Making it's silver disc debut is a very cool audio document of Pink Floyd's mid-Summer 1970 free concert in Hyde Park, dubbed "Blackhill's Garden Party" and an event also publicized as 'Lose Your Head at Hyde Park'. This is an audience tape, a stereo one at that!...with minimal crowd noise from the immediate recording area but the fidelity of the music limited by the technology of the public address sound system for this large outdoor event. Having said that, all things considered, this is very well captured.
This festival-type performance came right on the heels of the wonderful Paris Cinema BBC Radio peformance on the 16th of July at Paris Theatre on Regent Street and the formal unveiling of the band's latest studio effort, Atom Heart Mother, though the actual debut was 3 weeks earlier at the Bath Festival Of Blues on June 28th. All of this information is informally but graciously provided on one of the inside panels of the Godfather release, without credit to any source for the notes. A very nice touch and much appreciated commentary to set up this very progressive performance for the Floyd's local following. While the bluesy intro is slightly cut, the trilogy of "The Embryo", "Green Is The Colour" and "Careful With That Axe, Eugene" is strung together seemlessly, there is a pause at this point where we get a Roger Waters' intro to "Set The Controls For The Heart Of The Sun"... 'we're gonna do one more oldie before we do something new, this is Set The Controls For The Heart Of The Sun"...and it's well received by the audience. His set up for "Atom Heart Mother" is simply that 'there's going to be a short pause before the last thing we're going to do today while we add some more musicians..." and it features the Philip Jones Brass Ensemble - which also assisted the group in Bath 3 weeks earlier and on the BBC show - and a choir directed by John Aldiss. As the liner notes describe, the 25 minute ATM is played flawlessly with the swelled brass section and backup choir, leaving the crowd mesmerized by the stereo effects...and you sense that throughout.
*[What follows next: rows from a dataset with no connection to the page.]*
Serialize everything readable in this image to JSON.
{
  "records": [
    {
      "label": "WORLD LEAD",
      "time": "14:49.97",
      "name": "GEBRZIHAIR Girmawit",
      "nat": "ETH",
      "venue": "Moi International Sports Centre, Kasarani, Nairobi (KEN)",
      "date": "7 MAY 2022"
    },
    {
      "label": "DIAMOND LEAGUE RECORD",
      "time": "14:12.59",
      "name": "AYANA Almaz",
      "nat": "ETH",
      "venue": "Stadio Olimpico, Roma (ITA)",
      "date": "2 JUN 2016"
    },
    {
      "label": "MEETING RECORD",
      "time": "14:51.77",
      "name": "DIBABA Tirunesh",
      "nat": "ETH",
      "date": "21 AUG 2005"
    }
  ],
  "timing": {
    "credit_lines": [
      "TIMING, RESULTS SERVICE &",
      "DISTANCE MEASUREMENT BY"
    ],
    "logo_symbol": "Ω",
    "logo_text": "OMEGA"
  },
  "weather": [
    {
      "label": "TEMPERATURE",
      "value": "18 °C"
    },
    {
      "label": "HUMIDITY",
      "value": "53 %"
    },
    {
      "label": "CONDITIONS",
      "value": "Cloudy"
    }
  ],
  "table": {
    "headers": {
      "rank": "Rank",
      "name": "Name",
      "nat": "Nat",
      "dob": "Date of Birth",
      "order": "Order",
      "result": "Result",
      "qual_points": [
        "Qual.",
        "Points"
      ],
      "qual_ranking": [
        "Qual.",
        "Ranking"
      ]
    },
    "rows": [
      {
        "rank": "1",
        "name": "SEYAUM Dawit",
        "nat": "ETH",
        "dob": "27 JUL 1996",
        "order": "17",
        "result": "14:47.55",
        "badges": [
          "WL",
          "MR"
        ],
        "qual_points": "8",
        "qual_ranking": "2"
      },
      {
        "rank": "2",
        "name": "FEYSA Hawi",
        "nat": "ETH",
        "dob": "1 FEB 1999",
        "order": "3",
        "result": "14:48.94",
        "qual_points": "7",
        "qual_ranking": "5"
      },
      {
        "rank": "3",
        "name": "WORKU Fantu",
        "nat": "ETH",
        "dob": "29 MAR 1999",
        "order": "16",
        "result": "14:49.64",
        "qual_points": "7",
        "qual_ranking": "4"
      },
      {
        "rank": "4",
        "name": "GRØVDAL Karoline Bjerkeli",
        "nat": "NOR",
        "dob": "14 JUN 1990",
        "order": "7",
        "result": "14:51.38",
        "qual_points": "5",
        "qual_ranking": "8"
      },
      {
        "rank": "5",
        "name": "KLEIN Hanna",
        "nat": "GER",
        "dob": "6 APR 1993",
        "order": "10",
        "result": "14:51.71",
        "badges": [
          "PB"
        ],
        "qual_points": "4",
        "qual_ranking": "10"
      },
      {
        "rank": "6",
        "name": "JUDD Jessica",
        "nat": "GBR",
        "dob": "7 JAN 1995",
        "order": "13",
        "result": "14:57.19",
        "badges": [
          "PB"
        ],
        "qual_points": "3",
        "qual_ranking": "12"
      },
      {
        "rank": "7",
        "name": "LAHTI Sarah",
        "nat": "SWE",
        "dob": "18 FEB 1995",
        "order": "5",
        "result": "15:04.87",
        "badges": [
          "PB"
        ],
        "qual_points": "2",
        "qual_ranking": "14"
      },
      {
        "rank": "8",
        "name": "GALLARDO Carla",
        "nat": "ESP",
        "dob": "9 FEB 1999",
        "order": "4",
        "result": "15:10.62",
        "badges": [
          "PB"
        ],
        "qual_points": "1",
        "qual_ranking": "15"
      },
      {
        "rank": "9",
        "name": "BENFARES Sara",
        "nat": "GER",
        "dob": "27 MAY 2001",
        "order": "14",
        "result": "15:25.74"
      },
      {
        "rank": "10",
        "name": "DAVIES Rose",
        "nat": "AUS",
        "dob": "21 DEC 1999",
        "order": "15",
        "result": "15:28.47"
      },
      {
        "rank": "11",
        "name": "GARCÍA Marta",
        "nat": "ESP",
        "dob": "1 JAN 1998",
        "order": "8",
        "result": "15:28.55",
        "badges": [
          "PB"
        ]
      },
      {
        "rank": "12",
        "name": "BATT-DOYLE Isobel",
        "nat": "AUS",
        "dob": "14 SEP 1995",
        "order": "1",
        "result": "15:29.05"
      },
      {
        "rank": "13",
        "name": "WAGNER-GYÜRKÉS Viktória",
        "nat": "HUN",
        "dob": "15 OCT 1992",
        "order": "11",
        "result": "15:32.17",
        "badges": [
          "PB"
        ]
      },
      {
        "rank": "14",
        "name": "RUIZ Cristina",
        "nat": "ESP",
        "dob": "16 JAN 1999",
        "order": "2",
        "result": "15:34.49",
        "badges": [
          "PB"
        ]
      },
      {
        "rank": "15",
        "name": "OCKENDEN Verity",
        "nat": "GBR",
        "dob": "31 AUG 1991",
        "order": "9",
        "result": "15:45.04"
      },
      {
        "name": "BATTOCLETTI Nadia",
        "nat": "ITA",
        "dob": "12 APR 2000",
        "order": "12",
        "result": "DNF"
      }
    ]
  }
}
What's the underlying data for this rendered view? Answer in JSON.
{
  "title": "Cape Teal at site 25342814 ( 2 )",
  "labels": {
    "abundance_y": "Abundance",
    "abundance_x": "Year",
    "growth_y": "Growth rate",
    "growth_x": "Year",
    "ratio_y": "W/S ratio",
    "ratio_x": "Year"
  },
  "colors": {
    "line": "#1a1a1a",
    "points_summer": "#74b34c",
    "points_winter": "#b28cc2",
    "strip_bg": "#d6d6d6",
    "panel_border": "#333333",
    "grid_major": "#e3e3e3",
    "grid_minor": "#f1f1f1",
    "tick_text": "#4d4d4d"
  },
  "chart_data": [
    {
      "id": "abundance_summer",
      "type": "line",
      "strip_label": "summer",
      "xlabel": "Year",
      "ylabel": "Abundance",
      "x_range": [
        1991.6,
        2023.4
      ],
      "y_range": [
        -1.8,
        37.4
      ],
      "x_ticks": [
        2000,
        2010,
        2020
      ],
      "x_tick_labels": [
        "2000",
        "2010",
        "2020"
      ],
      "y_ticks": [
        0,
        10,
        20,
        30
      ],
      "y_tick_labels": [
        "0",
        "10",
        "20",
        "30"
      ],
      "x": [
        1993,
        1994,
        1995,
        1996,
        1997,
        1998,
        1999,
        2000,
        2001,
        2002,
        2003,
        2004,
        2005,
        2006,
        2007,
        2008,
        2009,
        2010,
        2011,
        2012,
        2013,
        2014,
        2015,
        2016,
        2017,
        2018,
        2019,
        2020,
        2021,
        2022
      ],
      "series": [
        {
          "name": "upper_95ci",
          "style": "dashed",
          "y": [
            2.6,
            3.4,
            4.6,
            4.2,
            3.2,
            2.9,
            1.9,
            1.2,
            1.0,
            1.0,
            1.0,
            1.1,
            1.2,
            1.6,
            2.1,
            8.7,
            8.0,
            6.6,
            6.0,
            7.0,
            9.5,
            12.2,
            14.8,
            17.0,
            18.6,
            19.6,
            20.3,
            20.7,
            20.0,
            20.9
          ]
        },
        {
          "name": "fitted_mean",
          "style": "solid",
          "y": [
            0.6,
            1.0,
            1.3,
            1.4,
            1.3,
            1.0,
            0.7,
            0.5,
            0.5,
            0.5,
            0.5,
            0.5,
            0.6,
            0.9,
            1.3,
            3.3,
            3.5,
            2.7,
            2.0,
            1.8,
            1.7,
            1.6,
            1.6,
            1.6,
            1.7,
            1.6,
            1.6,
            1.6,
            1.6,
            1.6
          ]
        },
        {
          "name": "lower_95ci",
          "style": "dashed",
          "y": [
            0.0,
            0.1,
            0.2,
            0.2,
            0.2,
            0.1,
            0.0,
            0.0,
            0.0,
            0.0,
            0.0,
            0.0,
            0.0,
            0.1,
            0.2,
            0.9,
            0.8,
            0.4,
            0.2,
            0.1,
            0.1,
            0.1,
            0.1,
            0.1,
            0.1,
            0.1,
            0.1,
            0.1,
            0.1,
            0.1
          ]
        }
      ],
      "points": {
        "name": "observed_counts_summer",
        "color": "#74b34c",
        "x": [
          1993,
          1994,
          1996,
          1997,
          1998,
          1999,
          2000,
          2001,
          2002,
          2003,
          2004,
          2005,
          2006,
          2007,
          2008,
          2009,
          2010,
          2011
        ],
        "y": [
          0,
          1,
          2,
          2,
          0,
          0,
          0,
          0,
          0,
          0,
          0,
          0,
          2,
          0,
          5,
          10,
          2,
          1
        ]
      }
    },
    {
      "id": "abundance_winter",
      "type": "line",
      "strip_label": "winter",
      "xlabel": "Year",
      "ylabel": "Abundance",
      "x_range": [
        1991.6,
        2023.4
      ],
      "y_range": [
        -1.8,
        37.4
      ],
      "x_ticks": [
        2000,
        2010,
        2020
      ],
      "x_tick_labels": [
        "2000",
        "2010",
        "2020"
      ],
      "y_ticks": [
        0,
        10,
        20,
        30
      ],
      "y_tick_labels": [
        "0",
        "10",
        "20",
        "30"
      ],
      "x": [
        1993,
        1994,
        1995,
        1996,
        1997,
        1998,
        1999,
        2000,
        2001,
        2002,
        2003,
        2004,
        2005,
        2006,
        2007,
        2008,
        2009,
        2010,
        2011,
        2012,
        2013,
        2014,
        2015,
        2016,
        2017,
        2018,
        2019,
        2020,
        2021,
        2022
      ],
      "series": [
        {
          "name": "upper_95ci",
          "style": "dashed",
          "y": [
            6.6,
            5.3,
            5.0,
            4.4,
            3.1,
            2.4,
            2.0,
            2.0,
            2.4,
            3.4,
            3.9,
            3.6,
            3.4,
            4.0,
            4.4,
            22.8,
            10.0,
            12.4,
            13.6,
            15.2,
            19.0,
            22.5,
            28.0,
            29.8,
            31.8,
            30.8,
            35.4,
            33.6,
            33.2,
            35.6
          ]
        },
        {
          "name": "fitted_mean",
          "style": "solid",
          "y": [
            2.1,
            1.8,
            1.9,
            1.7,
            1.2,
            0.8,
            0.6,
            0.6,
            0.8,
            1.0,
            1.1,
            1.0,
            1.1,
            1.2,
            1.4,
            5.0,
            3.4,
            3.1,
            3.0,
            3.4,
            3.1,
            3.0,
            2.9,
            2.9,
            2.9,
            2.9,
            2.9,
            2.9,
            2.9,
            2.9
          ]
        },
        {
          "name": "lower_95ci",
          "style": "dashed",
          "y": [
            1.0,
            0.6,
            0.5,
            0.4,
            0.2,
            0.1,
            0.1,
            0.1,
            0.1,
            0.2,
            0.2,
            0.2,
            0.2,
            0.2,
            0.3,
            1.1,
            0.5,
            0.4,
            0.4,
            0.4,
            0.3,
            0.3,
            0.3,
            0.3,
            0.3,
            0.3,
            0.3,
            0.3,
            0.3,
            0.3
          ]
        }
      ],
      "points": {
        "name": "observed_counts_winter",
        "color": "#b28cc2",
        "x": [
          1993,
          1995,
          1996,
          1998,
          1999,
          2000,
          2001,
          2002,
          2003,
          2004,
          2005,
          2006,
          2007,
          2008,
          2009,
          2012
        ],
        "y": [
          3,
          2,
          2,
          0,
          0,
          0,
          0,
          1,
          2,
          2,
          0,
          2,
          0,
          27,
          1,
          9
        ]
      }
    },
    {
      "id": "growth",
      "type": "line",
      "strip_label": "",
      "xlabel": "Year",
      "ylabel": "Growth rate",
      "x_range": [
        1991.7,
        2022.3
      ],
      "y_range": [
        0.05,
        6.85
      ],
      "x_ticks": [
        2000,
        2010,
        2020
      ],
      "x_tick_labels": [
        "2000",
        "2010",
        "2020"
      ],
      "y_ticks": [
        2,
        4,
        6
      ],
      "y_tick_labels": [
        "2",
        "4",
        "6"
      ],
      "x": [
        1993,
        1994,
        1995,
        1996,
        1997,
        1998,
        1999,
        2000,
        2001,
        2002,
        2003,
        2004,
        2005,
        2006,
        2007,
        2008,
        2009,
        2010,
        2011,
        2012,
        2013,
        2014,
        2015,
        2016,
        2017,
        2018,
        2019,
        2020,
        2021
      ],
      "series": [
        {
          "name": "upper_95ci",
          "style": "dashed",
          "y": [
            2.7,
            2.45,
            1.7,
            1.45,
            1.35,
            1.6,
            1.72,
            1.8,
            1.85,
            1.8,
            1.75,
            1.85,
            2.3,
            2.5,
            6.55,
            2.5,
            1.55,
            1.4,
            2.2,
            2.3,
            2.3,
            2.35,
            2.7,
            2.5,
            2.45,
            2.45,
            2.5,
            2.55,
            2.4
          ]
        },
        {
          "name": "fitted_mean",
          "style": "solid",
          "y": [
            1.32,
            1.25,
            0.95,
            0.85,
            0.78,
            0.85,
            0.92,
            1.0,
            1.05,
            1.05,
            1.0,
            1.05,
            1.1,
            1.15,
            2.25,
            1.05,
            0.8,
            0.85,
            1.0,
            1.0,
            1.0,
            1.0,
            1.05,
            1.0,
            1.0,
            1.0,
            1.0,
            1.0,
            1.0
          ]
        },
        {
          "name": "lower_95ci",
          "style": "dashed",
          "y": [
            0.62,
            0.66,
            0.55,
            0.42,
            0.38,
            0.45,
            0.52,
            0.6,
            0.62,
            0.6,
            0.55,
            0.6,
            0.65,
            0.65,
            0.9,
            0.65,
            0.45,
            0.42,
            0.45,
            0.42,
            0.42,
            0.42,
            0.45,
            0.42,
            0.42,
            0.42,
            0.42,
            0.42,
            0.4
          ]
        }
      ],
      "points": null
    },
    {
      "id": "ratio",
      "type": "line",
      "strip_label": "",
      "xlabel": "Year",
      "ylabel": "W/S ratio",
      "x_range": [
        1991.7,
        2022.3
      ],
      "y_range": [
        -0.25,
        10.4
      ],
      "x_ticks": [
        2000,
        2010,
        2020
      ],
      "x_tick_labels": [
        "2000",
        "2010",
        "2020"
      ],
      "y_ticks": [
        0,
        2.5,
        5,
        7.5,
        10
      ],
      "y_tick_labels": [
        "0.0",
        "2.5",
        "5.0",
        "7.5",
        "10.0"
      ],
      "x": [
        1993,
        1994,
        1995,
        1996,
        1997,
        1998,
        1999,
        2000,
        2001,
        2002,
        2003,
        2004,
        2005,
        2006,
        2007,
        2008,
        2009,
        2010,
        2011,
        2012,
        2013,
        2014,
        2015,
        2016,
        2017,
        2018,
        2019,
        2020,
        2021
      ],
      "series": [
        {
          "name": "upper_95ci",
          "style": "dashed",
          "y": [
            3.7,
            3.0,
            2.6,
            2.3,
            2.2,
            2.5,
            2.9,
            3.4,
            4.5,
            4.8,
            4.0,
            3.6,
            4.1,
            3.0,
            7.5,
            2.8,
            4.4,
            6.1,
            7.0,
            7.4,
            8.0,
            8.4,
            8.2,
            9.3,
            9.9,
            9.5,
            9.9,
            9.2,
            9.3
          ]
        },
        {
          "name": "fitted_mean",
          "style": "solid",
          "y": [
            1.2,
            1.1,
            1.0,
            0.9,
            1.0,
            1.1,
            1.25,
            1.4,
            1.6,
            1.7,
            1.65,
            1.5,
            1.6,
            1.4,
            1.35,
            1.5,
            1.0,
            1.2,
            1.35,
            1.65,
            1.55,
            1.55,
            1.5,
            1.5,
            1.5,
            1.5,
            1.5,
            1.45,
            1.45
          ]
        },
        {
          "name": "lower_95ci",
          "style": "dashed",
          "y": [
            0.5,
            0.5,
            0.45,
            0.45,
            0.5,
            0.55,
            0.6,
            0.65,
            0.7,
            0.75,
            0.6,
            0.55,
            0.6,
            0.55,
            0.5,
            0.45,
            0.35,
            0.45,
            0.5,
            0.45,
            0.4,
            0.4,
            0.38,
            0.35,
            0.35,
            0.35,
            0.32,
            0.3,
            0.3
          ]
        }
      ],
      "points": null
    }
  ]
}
Supporting Pink Floyd this July afternoon were Third Ear Band, Kevin Ayres and the Whole World, E. Broughton Band, with honorary M.C. dj Jeff Dexter. This is one of those milestone performances in the live repertoire of Pink Floyd recordings and it finally has a worthy artifact for all collectors to point to! The Godfather Records bundles this one up fashionably in a their patented trifold cardboard slipsleeves, utilizing actual photographs of the band onstage at Hyde Park with some particularly wonderful sepia-tone live shots on the inner panels. While the actual recording isn't going to be enough for the casual collector, it is obviously a must-have for Floyd afficianados and underscores very significantly, why this hobby is so fascinating. Kudos to GFR on cherry-picking this one for Fall 2008 release.